All across the modern day healthcare landscape in hospital and healthcare system boardrooms, the four main topics discussed on a regular basis by executive leadership are focused on these business issues:

  • Revenue
  • Cost
  • Productivity
  • Quality

 As recently as five years ago, revenue and cost were the main topics that were targeted as talking points for board members to develop a message that consisted of either increase revenue and/or decrease cost. The life expectancy of a CEO in a large health systems is approximately 2.5 years based on their respective success on implementing strategies that complied with the board’s mandate around revenue and cost.

For the progressive thinking healthcare system leader, a singular strategy around introducing a new service line to increase revenue is no longer an acceptable mindset for overall success.

The successful executive now assesses existing revenue or cost generating entities along with productivity and quality tenets to uncover their own hidden revenue challenge that is germane to their healthcare system.

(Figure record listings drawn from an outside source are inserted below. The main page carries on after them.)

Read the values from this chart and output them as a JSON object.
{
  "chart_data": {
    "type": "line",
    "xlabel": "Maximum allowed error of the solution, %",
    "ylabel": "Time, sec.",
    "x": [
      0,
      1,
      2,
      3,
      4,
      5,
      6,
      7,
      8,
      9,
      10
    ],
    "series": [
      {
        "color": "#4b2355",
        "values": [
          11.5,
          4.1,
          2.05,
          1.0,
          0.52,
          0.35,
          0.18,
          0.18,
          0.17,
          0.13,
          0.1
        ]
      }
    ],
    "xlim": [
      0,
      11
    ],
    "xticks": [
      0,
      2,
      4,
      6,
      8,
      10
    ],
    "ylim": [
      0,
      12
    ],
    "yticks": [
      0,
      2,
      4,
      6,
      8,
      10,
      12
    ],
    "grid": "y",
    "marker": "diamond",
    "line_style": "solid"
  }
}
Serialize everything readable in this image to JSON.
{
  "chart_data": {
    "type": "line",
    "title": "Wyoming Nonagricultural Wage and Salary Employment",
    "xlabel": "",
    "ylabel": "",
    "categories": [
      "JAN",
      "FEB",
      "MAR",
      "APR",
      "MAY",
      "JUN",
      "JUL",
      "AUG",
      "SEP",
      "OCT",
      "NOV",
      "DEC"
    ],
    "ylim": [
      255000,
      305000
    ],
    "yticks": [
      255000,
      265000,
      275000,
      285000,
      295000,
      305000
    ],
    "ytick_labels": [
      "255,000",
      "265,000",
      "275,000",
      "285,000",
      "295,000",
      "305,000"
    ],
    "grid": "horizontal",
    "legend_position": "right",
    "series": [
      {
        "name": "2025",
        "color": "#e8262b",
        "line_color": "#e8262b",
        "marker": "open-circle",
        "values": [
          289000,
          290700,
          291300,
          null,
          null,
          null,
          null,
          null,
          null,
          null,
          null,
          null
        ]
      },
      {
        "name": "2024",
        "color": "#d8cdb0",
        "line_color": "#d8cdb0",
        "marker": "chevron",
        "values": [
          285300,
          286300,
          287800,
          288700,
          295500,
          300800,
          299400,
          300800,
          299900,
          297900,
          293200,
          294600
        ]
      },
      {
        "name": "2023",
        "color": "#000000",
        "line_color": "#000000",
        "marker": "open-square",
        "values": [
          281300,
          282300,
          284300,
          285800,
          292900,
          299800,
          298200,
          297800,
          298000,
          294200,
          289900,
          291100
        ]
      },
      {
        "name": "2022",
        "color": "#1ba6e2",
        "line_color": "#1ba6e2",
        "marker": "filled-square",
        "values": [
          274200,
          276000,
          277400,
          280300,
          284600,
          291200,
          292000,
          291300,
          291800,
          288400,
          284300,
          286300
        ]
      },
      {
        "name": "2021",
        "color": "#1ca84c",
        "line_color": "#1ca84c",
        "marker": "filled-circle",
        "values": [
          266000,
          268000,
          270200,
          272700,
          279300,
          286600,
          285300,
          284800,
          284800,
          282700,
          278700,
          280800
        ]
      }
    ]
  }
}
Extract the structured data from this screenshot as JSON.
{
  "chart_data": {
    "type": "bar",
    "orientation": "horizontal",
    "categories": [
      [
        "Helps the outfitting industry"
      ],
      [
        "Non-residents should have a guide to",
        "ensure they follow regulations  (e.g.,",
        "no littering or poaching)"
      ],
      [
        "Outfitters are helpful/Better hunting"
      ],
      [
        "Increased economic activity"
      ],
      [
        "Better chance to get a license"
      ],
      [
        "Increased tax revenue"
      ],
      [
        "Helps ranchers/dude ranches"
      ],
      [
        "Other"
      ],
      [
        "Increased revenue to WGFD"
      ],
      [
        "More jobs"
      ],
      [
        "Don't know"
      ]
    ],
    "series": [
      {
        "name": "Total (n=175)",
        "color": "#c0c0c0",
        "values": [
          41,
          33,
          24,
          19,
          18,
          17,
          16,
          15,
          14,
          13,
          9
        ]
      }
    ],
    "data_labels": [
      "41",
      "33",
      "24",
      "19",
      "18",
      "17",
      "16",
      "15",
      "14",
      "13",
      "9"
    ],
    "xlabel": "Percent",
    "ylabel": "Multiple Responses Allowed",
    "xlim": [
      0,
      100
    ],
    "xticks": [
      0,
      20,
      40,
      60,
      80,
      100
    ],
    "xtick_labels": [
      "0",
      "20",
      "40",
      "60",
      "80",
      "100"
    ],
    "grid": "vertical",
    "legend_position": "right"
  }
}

Optimizing operational workflow leads to an increase in productivity and a potential for additional revenue while creating the ability to fix operating cost by the reallocation of highly skilled FTEs.

A paradigm shift towards a spotlight on overall quality is a byproduct of a reimbursement model that now rewards for an improved patient experience and an increase in employee compliance regarding quality indicators.

Why not maximize existing reimbursement around contract accuracy, manage denials effectively and utilize an underpayment strategy of securing optimal payment for services?

By leveraging these strategies, as an executive, you now have discovered a new revenue source to pay for the board mandated new service line that could potentially increase revenue.

How are your executives mitigating risk and where does your hidden revenue challenge exist?